Valacyclovir side effects and benefits Valtrex product hydrochloride medication by Ray Sahelian, M.D. 
April 1, 2016


Valacyclovir is a prescription medication with the product name Valtrex used to treat herpes zoster (shingles) and genital herpes. It does not cure herpes infections but decreases pain and itching, helps sores to heal, and prevents new ones from forming.


Availability of Valacyclovir hydrochloride
Valacyclovir comes as a tablet to take by mouth. It is usually taken every 8 hours (three times a day) for 7 days to treat shingles. To treat genital herpes it is usually taken twice a day for 5 days. Use this medication as soon as possible after symptoms appear.

Valacyclovir side effects

Side effects from valacyclovir hydrochloride are not common, but they can occur. Valacyclovir side effects include: headache, upset stomach, vomiting, diarrhea or loose stools, constipation.
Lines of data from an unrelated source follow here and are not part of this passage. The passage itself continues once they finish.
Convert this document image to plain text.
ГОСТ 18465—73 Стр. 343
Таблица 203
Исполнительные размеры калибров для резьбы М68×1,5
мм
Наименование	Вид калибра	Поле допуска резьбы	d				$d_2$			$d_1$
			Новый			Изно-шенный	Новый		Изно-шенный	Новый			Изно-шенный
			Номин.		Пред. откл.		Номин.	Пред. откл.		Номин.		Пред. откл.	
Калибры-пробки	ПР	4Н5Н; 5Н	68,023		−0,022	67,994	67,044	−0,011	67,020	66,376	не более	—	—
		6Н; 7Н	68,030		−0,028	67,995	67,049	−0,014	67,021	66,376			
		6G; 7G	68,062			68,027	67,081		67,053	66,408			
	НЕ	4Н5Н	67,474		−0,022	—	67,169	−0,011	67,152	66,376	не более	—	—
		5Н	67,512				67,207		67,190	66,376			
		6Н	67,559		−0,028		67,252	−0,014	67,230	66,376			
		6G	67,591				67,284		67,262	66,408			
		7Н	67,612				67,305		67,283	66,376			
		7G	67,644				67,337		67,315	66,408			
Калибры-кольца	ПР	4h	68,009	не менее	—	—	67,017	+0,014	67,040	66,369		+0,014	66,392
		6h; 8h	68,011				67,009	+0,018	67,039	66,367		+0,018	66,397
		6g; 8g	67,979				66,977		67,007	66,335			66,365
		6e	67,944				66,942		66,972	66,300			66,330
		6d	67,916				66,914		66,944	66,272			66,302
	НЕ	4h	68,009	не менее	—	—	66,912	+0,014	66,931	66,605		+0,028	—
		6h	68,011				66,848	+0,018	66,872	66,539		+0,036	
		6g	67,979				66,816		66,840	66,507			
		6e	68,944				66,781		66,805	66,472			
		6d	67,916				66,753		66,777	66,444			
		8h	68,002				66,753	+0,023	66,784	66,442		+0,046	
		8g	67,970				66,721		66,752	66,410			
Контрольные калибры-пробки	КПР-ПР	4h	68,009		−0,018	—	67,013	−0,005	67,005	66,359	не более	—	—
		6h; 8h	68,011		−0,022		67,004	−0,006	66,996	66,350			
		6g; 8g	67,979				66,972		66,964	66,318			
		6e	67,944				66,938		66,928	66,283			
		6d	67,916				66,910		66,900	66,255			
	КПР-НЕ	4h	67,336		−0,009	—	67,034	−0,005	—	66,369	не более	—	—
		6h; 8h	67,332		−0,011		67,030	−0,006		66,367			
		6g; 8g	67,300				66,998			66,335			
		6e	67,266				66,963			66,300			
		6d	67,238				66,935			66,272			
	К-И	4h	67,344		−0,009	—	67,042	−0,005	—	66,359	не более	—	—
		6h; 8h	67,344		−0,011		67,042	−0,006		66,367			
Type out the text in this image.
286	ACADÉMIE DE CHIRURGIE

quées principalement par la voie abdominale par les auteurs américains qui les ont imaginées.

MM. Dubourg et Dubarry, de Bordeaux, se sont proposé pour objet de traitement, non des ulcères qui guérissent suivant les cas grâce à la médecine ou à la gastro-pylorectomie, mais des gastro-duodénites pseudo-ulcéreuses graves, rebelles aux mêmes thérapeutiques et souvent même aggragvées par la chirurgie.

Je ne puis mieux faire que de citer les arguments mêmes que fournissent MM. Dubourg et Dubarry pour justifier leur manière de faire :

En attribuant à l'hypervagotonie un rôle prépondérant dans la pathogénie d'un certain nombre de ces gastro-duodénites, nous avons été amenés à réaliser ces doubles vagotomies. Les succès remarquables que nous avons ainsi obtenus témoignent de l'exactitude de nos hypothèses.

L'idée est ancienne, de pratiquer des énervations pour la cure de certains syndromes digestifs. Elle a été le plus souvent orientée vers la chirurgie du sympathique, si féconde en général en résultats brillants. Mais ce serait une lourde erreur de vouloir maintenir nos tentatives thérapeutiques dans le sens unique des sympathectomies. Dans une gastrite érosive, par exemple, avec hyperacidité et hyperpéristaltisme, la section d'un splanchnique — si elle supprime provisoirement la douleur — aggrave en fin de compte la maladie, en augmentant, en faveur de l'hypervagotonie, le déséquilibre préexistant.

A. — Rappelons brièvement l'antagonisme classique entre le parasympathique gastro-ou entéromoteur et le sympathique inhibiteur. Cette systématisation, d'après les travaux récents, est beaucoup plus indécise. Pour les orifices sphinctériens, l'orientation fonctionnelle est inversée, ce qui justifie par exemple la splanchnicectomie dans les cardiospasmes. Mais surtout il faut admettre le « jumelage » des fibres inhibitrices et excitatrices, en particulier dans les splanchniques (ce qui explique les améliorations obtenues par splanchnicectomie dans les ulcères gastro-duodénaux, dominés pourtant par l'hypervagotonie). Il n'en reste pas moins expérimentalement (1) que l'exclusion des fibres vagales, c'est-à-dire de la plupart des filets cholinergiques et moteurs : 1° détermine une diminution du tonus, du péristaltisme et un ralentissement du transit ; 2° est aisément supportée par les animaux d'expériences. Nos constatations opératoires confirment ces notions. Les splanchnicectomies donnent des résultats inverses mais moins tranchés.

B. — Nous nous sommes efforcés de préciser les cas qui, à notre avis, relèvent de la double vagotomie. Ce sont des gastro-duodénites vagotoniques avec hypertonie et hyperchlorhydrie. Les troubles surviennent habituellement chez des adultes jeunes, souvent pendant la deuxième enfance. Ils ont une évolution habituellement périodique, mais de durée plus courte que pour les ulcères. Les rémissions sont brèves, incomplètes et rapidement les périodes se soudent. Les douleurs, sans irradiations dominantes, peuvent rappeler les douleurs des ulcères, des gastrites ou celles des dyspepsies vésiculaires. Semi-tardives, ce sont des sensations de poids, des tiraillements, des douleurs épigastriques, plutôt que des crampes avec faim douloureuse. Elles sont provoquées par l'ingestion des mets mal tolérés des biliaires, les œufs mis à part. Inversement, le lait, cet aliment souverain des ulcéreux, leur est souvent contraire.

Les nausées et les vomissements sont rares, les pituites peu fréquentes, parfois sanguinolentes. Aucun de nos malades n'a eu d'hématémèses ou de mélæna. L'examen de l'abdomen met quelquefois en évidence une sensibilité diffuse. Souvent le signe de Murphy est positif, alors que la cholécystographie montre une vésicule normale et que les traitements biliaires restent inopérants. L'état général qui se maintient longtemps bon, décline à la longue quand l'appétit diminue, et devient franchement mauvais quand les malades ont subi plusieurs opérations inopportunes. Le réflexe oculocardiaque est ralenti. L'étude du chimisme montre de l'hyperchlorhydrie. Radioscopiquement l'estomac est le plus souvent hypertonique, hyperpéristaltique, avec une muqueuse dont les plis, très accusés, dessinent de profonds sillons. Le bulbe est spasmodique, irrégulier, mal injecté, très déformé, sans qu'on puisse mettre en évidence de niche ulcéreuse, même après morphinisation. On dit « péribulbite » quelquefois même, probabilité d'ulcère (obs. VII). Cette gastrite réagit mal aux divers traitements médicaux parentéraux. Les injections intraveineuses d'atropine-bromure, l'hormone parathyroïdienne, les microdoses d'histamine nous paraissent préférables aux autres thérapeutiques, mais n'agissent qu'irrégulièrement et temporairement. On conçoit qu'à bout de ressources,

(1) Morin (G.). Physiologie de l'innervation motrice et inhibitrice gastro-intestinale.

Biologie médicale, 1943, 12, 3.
Less common valacyclovir side effects include rash, itching, confusion, yellowness of the skin or eyes, fever, and blood in the urine.


Valacyclovir and Pregnancy

Administration of valacyclovir beginning at 36 weeks' gestation to women with a history of recurrent genital HSV reduces the number of women with subsequent clinical HSV recurrences.
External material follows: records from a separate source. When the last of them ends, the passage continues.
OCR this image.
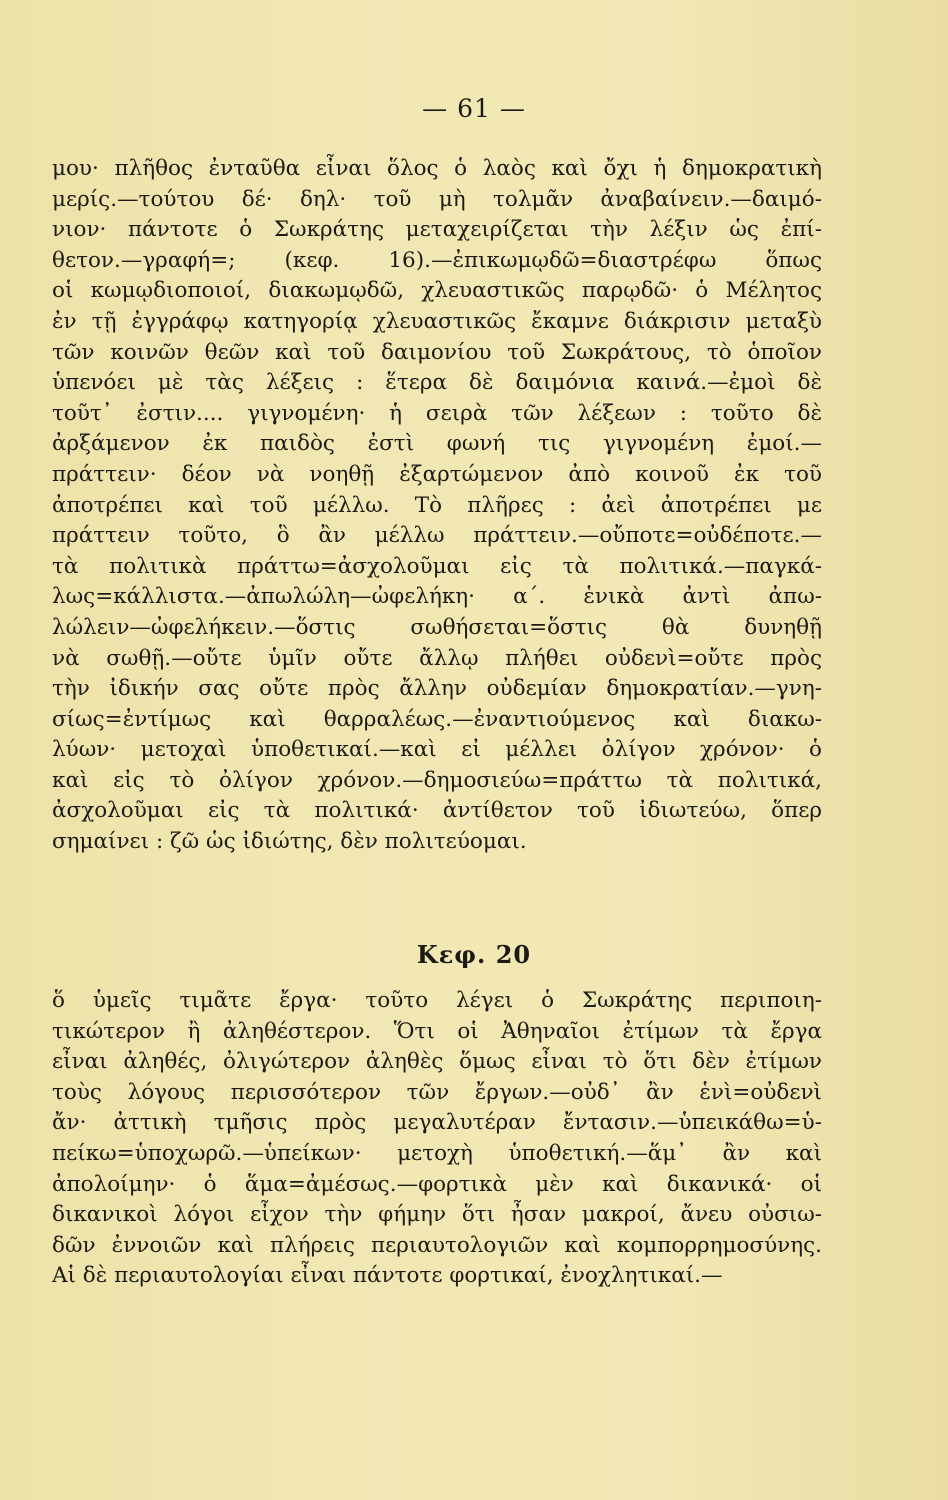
— 61 —
μου· πλῆθος ἐνταῦθα εἶναι ὅλος ὁ λαὸς καὶ ὄχι ἡ δημοκρατικὴ
μερίς.—τούτου δέ· δηλ· τοῦ μὴ τολμᾶν ἀναβαίνειν.—δαιμό-
νιον· πάντοτε ὁ Σωκράτης μεταχειρίζεται τὴν λέξιν ὡς ἐπί-
θετον.—γραφή=; (κεφ. 16).—ἐπικωμῳδῶ=διαστρέφω ὅπως
οἱ κωμῳδιοποιοί, διακωμῳδῶ, χλευαστικῶς παρῳδῶ· ὁ Μέλητος
ἐν τῇ ἐγγράφῳ κατηγορίᾳ χλευαστικῶς ἔκαμνε διάκρισιν μεταξὺ
τῶν κοινῶν θεῶν καὶ τοῦ δαιμονίου τοῦ Σωκράτους, τὸ ὁποῖον
ὑπενόει μὲ τὰς λέξεις : ἕτερα δὲ δαιμόνια καινά.—ἐμοὶ δὲ
τοῦτ᾿ ἐστιν.... γιγνομένη· ἡ σειρὰ τῶν λέξεων : τοῦτο δὲ
ἀρξάμενον ἐκ παιδὸς ἐστὶ φωνή τις γιγνομένη ἐμοί.—
πράττειν· δέον νὰ νοηθῇ ἐξαρτώμενον ἀπὸ κοινοῦ ἐκ τοῦ
ἀποτρέπει καὶ τοῦ μέλλω. Τὸ πλῆρες : ἀεὶ ἀποτρέπει με
πράττειν τοῦτο, ὃ ἂν μέλλω πράττειν.—οὔποτε=οὐδέποτε.—
τὰ πολιτικὰ πράττω=ἀσχολοῦμαι εἰς τὰ πολιτικά.—παγκά-
λως=κάλλιστα.—ἀπωλώλη—ὠφελήκη· α΄. ἑνικὰ ἀντὶ ἀπω-
λώλειν—ὠφελήκειν.—ὅστις σωθήσεται=ὅστις θὰ δυνηθῇ
νὰ σωθῇ.—οὔτε ὑμῖν οὔτε ἄλλῳ πλήθει οὐδενὶ=οὔτε πρὸς
τὴν ἰδικήν σας οὔτε πρὸς ἄλλην οὐδεμίαν δημοκρατίαν.—γνη-
σίως=ἐντίμως καὶ θαρραλέως.—ἐναντιούμενος καὶ διακω-
λύων· μετοχαὶ ὑποθετικαί.—καὶ εἰ μέλλει ὀλίγον χρόνον· ὁ
καὶ εἰς τὸ ὀλίγον χρόνον.—δημοσιεύω=πράττω τὰ πολιτικά,
ἀσχολοῦμαι εἰς τὰ πολιτικά· ἀντίθετον τοῦ ἰδιωτεύω, ὅπερ
σημαίνει : ζῶ ὡς ἰδιώτης, δὲν πολιτεύομαι.
Κεφ. 20
ὅ ὑμεῖς τιμᾶτε ἔργα· τοῦτο λέγει ὁ Σωκράτης περιποιη-
τικώτερον ἢ ἀληθέστερον. Ὅτι οἱ Ἀθηναῖοι ἐτίμων τὰ ἔργα
εἶναι ἀληθές, ὀλιγώτερον ἀληθὲς ὅμως εἶναι τὸ ὅτι δὲν ἐτίμων
τοὺς λόγους περισσότερον τῶν ἔργων.—οὐδ᾿ ἂν ἑνὶ=οὐδενὶ
ἄν· ἀττικὴ τμῆσις πρὸς μεγαλυτέραν ἔντασιν.—ὑπεικάθω=ὑ-
πείκω=ὑποχωρῶ.—ὑπείκων· μετοχὴ ὑποθετική.—ἅμ᾿ ἂν καὶ
ἀπολοίμην· ὁ ἅμα=ἀμέσως.—φορτικὰ μὲν καὶ δικανικά· οἱ
δικανικοὶ λόγοι εἶχον τὴν φήμην ὅτι ἦσαν μακροί, ἄνευ οὐσιω-
δῶν ἐννοιῶν καὶ πλήρεις περιαυτολογιῶν καὶ κομπορρημοσύνης.
Αἱ δὲ περιαυτολογίαι εἶναι πάντοτε φορτικαί, ἐνοχλητικαί.—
PLoS One. Feb 4 2014. Maternal Valacyclovir and Infant Cytomegalovirus Acquisition: A Randomized Controlled Trial among HIV-Infected Women. In this cohort of HIV-1-seropositive mothers, two-thirds of infants acquired CMV by one year. Maternal valacyclovir had no effect on timing of infant CMV acquisition or breast milk CMV viral loads, although it modestly reduced cervical CMV shedding.


Acylovir or Valacyclovir, which one to choose?
Valacyclovir is very similar to acyclovir and is often used to treat the same types of infections. A common
name for it is Valtrex. Since valacyclovir is changed to acyclovir once in the woman’s body, the effects on the
pregnancy and breastfeeding are thought to be the same.
     The Herpes family (Types 1 to 8) continue to inflict considerable morbidity and social stigma upon humanity. Once infected with the herpes viruses, especially Types 1 to 3, they establish permanent residence within our nervous system and reactivate during periods of stress or trauma. To date, there is no cure for herpes viral infections but antivirals can reduce the symptoms and duration of episodic outbreaks. Prophylactic therapy can suppress recurrences. The first antiviral with selective activity against virus-infected cells was acyclovir. Valacyclovir, a prodrug of acyclovi, is a second generation antiviral against herpes infection.